Many states have indeed found school choice vouchers to be unconstitutional mainly because most states’ constitution prohibit educational funds from being spent on anything other than public education. In other words, most state constitutions prohibit money being given to parents to choose a private, nonpublic school for their child to attend. This would violate the state constitution, but what about federal law? What about the disabled? What about their legal claims? Why are states missing this poignantly obvious, legally meritorious argument of disabled children? Who will fight for them? They cannot fight for themselves.
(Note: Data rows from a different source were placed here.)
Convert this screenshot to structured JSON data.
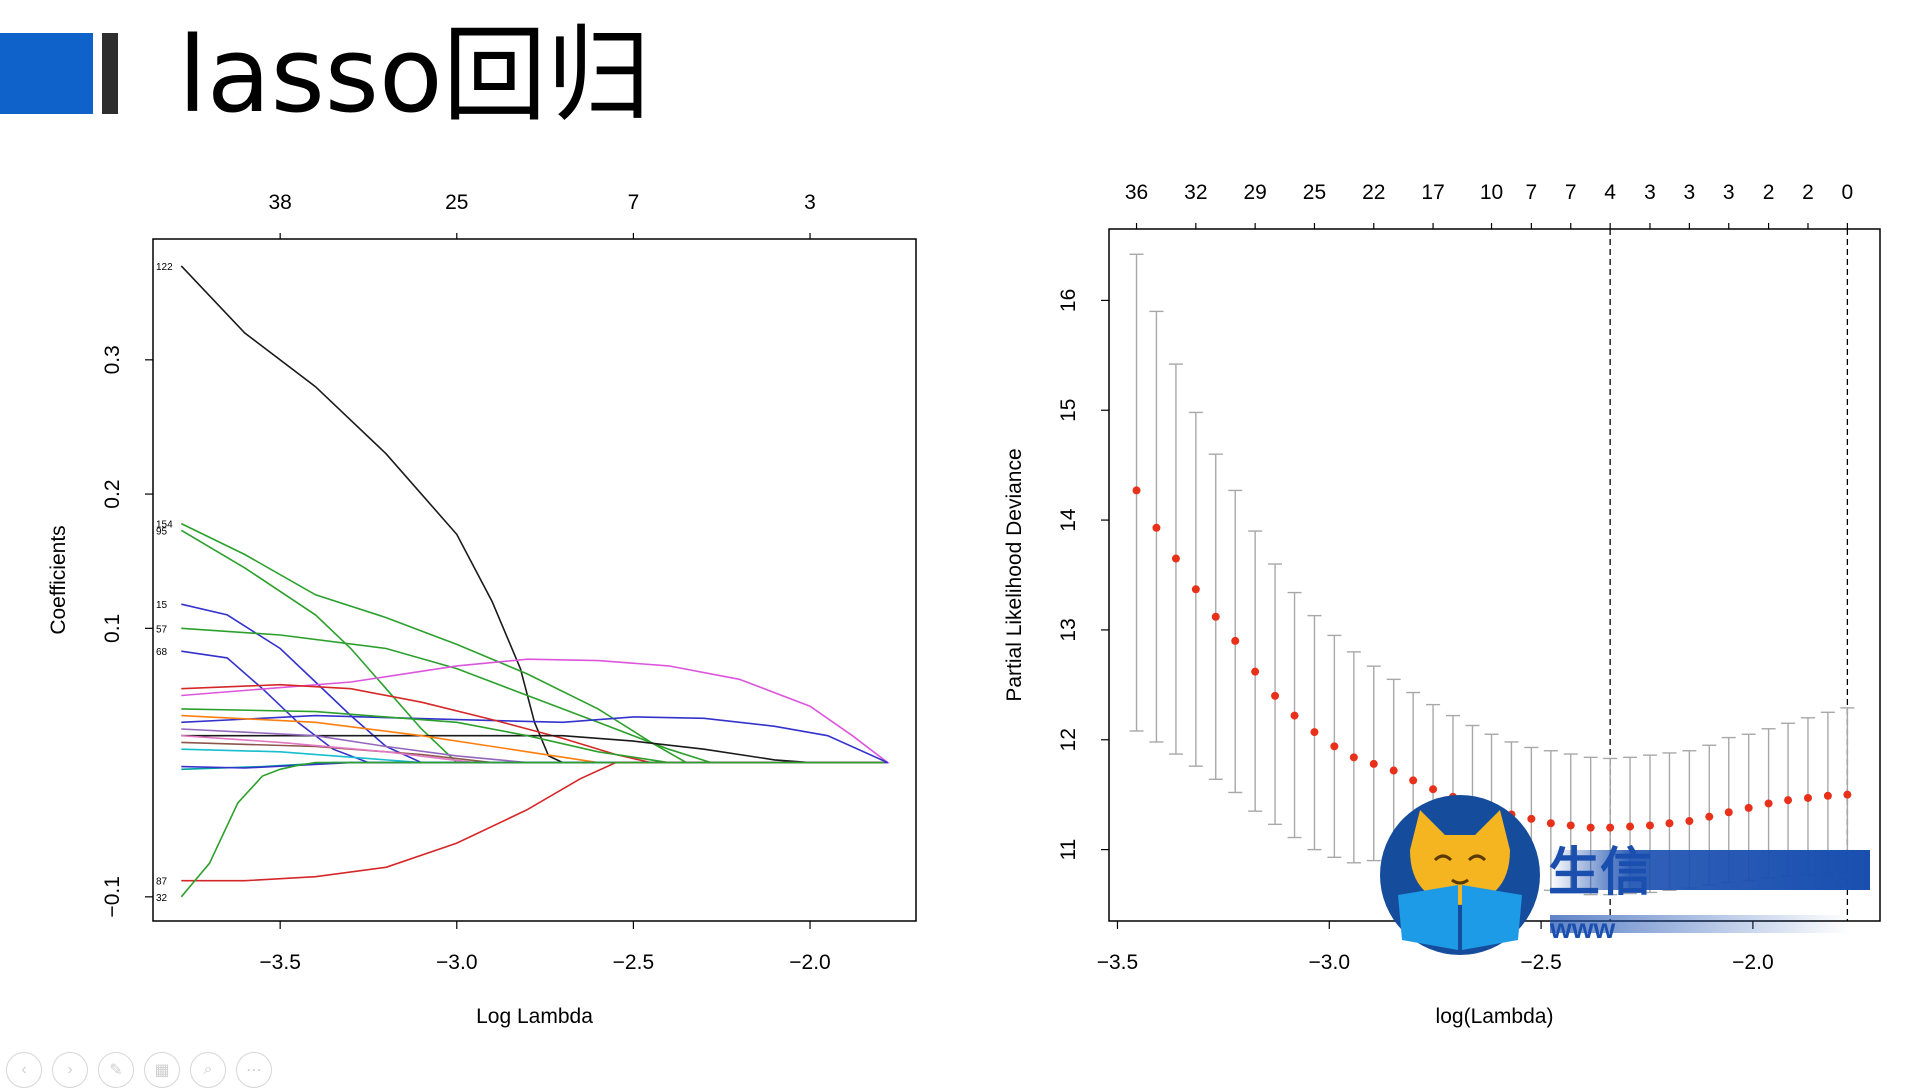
{
  "slide": {
    "title": "lasso回归"
  },
  "chart_data": [
    {
      "type": "line",
      "xlabel": "Log Lambda",
      "ylabel": "Coefficients",
      "xlim": [
        -3.86,
        -1.7
      ],
      "ylim": [
        -0.118,
        0.39
      ],
      "x_ticks": [
        -3.5,
        -3.0,
        -2.5,
        -2.0
      ],
      "x_tick_labels": [
        "−3.5",
        "−3.0",
        "−2.5",
        "−2.0"
      ],
      "y_ticks": [
        -0.1,
        0.1,
        0.2,
        0.3
      ],
      "y_tick_labels": [
        "−0.1",
        "0.1",
        "0.2",
        "0.3"
      ],
      "top_ticks": [
        -3.5,
        -3.0,
        -2.5,
        -2.0
      ],
      "top_tick_labels": [
        "38",
        "25",
        "7",
        "3"
      ],
      "series": [
        {
          "label": "122",
          "color": "#1a1a1a",
          "x": [
            -3.78,
            -3.6,
            -3.4,
            -3.2,
            -3.0,
            -2.9,
            -2.82,
            -2.78,
            -2.74,
            -2.7
          ],
          "y": [
            0.37,
            0.32,
            0.28,
            0.23,
            0.17,
            0.12,
            0.07,
            0.03,
            0.005,
            0
          ]
        },
        {
          "label": "154",
          "color": "#2ca02c",
          "x": [
            -3.78,
            -3.6,
            -3.4,
            -3.2,
            -3.0,
            -2.8,
            -2.6,
            -2.45,
            -2.35
          ],
          "y": [
            0.178,
            0.155,
            0.125,
            0.108,
            0.088,
            0.066,
            0.04,
            0.015,
            0
          ]
        },
        {
          "label": "95",
          "color": "#2ca02c",
          "x": [
            -3.78,
            -3.6,
            -3.4,
            -3.3,
            -3.2,
            -3.1,
            -3.0
          ],
          "y": [
            0.173,
            0.145,
            0.11,
            0.085,
            0.055,
            0.025,
            0
          ]
        },
        {
          "label": "15",
          "color": "#3333cc",
          "x": [
            -3.78,
            -3.65,
            -3.5,
            -3.4,
            -3.3,
            -3.2,
            -3.1
          ],
          "y": [
            0.118,
            0.11,
            0.085,
            0.06,
            0.035,
            0.012,
            0
          ]
        },
        {
          "label": "57",
          "color": "#2ca02c",
          "x": [
            -3.78,
            -3.5,
            -3.2,
            -3.0,
            -2.8,
            -2.6,
            -2.4,
            -2.28
          ],
          "y": [
            0.1,
            0.095,
            0.085,
            0.07,
            0.05,
            0.03,
            0.01,
            0
          ]
        },
        {
          "label": "68",
          "color": "#3333cc",
          "x": [
            -3.78,
            -3.65,
            -3.55,
            -3.45,
            -3.35,
            -3.25
          ],
          "y": [
            0.083,
            0.078,
            0.055,
            0.03,
            0.01,
            0
          ]
        },
        {
          "label": "",
          "color": "#dd55dd",
          "x": [
            -3.78,
            -3.3,
            -3.0,
            -2.8,
            -2.6,
            -2.4,
            -2.2,
            -2.0,
            -1.88,
            -1.78
          ],
          "y": [
            0.05,
            0.06,
            0.072,
            0.077,
            0.076,
            0.072,
            0.062,
            0.042,
            0.02,
            0
          ]
        },
        {
          "label": "",
          "color": "#3333cc",
          "x": [
            -3.78,
            -3.4,
            -3.0,
            -2.7,
            -2.5,
            -2.3,
            -2.1,
            -1.95,
            -1.78
          ],
          "y": [
            0.03,
            0.035,
            0.032,
            0.03,
            0.034,
            0.033,
            0.027,
            0.02,
            0
          ]
        },
        {
          "label": "",
          "color": "#d62728",
          "x": [
            -3.78,
            -3.5,
            -3.3,
            -3.1,
            -2.9,
            -2.7,
            -2.55,
            -2.45
          ],
          "y": [
            0.055,
            0.058,
            0.055,
            0.045,
            0.032,
            0.018,
            0.006,
            0
          ]
        },
        {
          "label": "",
          "color": "#1a1a1a",
          "x": [
            -3.78,
            -3.4,
            -3.0,
            -2.7,
            -2.5,
            -2.3,
            -2.1,
            -2.0
          ],
          "y": [
            0.02,
            0.02,
            0.02,
            0.02,
            0.016,
            0.01,
            0.002,
            0
          ]
        },
        {
          "label": "",
          "color": "#2ca02c",
          "x": [
            -3.78,
            -3.4,
            -3.0,
            -2.8,
            -2.6,
            -2.4
          ],
          "y": [
            0.04,
            0.038,
            0.03,
            0.02,
            0.008,
            0
          ]
        },
        {
          "label": "",
          "color": "#ff7f0e",
          "x": [
            -3.78,
            -3.4,
            -3.1,
            -2.8,
            -2.6
          ],
          "y": [
            0.035,
            0.03,
            0.02,
            0.008,
            0
          ]
        },
        {
          "label": "",
          "color": "#9467bd",
          "x": [
            -3.78,
            -3.4,
            -3.2,
            -3.0,
            -2.8
          ],
          "y": [
            0.025,
            0.02,
            0.012,
            0.005,
            0
          ]
        },
        {
          "label": "",
          "color": "#8c564b",
          "x": [
            -3.78,
            -3.4,
            -3.1,
            -2.9
          ],
          "y": [
            0.015,
            0.012,
            0.006,
            0
          ]
        },
        {
          "label": "",
          "color": "#17becf",
          "x": [
            -3.78,
            -3.5,
            -3.3,
            -3.1
          ],
          "y": [
            0.01,
            0.008,
            0.004,
            0
          ]
        },
        {
          "label": "",
          "color": "#e377c2",
          "x": [
            -3.78,
            -3.5,
            -3.2,
            -2.95
          ],
          "y": [
            0.02,
            0.015,
            0.008,
            0
          ]
        },
        {
          "label": "",
          "color": "#00a0a0",
          "x": [
            -3.78,
            -3.55,
            -3.35
          ],
          "y": [
            -0.005,
            -0.003,
            0
          ]
        },
        {
          "label": "",
          "color": "#3333cc",
          "x": [
            -3.78,
            -3.6,
            -3.45,
            -3.3
          ],
          "y": [
            -0.003,
            -0.004,
            -0.002,
            0
          ]
        },
        {
          "label": "87",
          "color": "#d62728",
          "x": [
            -3.78,
            -3.6,
            -3.4,
            -3.2,
            -3.0,
            -2.8,
            -2.65,
            -2.55
          ],
          "y": [
            -0.088,
            -0.088,
            -0.085,
            -0.078,
            -0.06,
            -0.035,
            -0.012,
            0
          ]
        },
        {
          "label": "32",
          "color": "#2ca02c",
          "x": [
            -3.78,
            -3.7,
            -3.62,
            -3.55,
            -3.5,
            -3.45,
            -3.4
          ],
          "y": [
            -0.1,
            -0.075,
            -0.03,
            -0.01,
            -0.005,
            -0.002,
            0
          ]
        }
      ]
    },
    {
      "type": "scatter",
      "xlabel": "log(Lambda)",
      "ylabel": "Partial Likelihood Deviance",
      "xlim": [
        -3.52,
        -1.7
      ],
      "ylim": [
        10.35,
        16.65
      ],
      "x_ticks": [
        -3.5,
        -3.0,
        -2.5,
        -2.0
      ],
      "x_tick_labels": [
        "−3.5",
        "−3.0",
        "−2.5",
        "−2.0"
      ],
      "y_ticks": [
        11,
        12,
        13,
        14,
        15,
        16
      ],
      "y_tick_labels": [
        "11",
        "12",
        "13",
        "14",
        "15",
        "16"
      ],
      "top_ticks": [
        -3.455,
        -3.315,
        -3.175,
        -3.035,
        -2.895,
        -2.755,
        -2.617,
        -2.523,
        -2.43,
        -2.337,
        -2.243,
        -2.15,
        -2.057,
        -1.963,
        -1.87,
        -1.777
      ],
      "top_tick_labels": [
        "36",
        "32",
        "29",
        "25",
        "22",
        "17",
        "10",
        "7",
        "7",
        "4",
        "3",
        "3",
        "3",
        "2",
        "2",
        "0"
      ],
      "vlines": [
        -2.337,
        -1.777
      ],
      "point_color": "#e8311a",
      "bar_color": "#a8a8a8",
      "points": [
        {
          "x": -3.455,
          "y": 14.27,
          "lo": 12.08,
          "hi": 16.42
        },
        {
          "x": -3.408,
          "y": 13.93,
          "lo": 11.98,
          "hi": 15.9
        },
        {
          "x": -3.362,
          "y": 13.65,
          "lo": 11.87,
          "hi": 15.42
        },
        {
          "x": -3.315,
          "y": 13.37,
          "lo": 11.76,
          "hi": 14.98
        },
        {
          "x": -3.268,
          "y": 13.12,
          "lo": 11.64,
          "hi": 14.6
        },
        {
          "x": -3.222,
          "y": 12.9,
          "lo": 11.52,
          "hi": 14.27
        },
        {
          "x": -3.175,
          "y": 12.62,
          "lo": 11.35,
          "hi": 13.9
        },
        {
          "x": -3.128,
          "y": 12.4,
          "lo": 11.23,
          "hi": 13.6
        },
        {
          "x": -3.082,
          "y": 12.22,
          "lo": 11.11,
          "hi": 13.34
        },
        {
          "x": -3.035,
          "y": 12.07,
          "lo": 11.0,
          "hi": 13.13
        },
        {
          "x": -2.988,
          "y": 11.94,
          "lo": 10.93,
          "hi": 12.95
        },
        {
          "x": -2.942,
          "y": 11.84,
          "lo": 10.88,
          "hi": 12.8
        },
        {
          "x": -2.895,
          "y": 11.78,
          "lo": 10.9,
          "hi": 12.67
        },
        {
          "x": -2.848,
          "y": 11.72,
          "lo": 10.88,
          "hi": 12.55
        },
        {
          "x": -2.802,
          "y": 11.63,
          "lo": 10.83,
          "hi": 12.43
        },
        {
          "x": -2.755,
          "y": 11.55,
          "lo": 10.8,
          "hi": 12.32
        },
        {
          "x": -2.708,
          "y": 11.48,
          "lo": 10.77,
          "hi": 12.22
        },
        {
          "x": -2.662,
          "y": 11.42,
          "lo": 10.74,
          "hi": 12.13
        },
        {
          "x": -2.617,
          "y": 11.36,
          "lo": 10.71,
          "hi": 12.05
        },
        {
          "x": -2.57,
          "y": 11.32,
          "lo": 10.68,
          "hi": 11.98
        },
        {
          "x": -2.523,
          "y": 11.28,
          "lo": 10.66,
          "hi": 11.93
        },
        {
          "x": -2.477,
          "y": 11.24,
          "lo": 10.63,
          "hi": 11.9
        },
        {
          "x": -2.43,
          "y": 11.22,
          "lo": 10.61,
          "hi": 11.87
        },
        {
          "x": -2.383,
          "y": 11.2,
          "lo": 10.59,
          "hi": 11.84
        },
        {
          "x": -2.337,
          "y": 11.2,
          "lo": 10.59,
          "hi": 11.83
        },
        {
          "x": -2.29,
          "y": 11.21,
          "lo": 10.6,
          "hi": 11.84
        },
        {
          "x": -2.243,
          "y": 11.22,
          "lo": 10.61,
          "hi": 11.86
        },
        {
          "x": -2.197,
          "y": 11.24,
          "lo": 10.63,
          "hi": 11.88
        },
        {
          "x": -2.15,
          "y": 11.26,
          "lo": 10.65,
          "hi": 11.9
        },
        {
          "x": -2.103,
          "y": 11.3,
          "lo": 10.68,
          "hi": 11.95
        },
        {
          "x": -2.057,
          "y": 11.34,
          "lo": 10.7,
          "hi": 12.02
        },
        {
          "x": -2.01,
          "y": 11.38,
          "lo": 10.72,
          "hi": 12.05
        },
        {
          "x": -1.963,
          "y": 11.42,
          "lo": 10.74,
          "hi": 12.1
        },
        {
          "x": -1.917,
          "y": 11.45,
          "lo": 10.76,
          "hi": 12.15
        },
        {
          "x": -1.87,
          "y": 11.47,
          "lo": 10.77,
          "hi": 12.2
        },
        {
          "x": -1.823,
          "y": 11.49,
          "lo": 10.78,
          "hi": 12.25
        },
        {
          "x": -1.777,
          "y": 11.5,
          "lo": 10.79,
          "hi": 12.29
        }
      ]
    }
  ],
  "logo": {
    "text": "生信",
    "subtext": "www"
  },
  "toolbar": {
    "icons": [
      "prev-slide-icon",
      "next-slide-icon",
      "pen-icon",
      "slides-grid-icon",
      "zoom-icon",
      "more-icon"
    ],
    "glyphs": [
      "‹",
      "›",
      "✎",
      "▦",
      "⌕",
      "⋯"
    ]
  }
}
Luckily, the DOJ keeps fighting for our disabled children. The DOJ sent Wisconsin’s Department of Public Instruction a letter demanding the agency enforce Title II of the Americans with Disability Act. Wisconsin’s School Choice Program is still being investigated by the DOJ for violations of federal law. The investigation is expected to be complete by the end of 2014. Maybe the states will catch on before then.
Shayna A. Pitre has an undergraduate degree in philosophy and is currently pursuing a Juris Doctorate at Southern University Law Center. Growing up with a hearing impaired brother has made her a strong advocate for disabled children. “Fight for Those Who Can’t” is devoted to advocating for not only the rights of the disabled, but the rights of all children — the rights of those who can’t fight for themselves.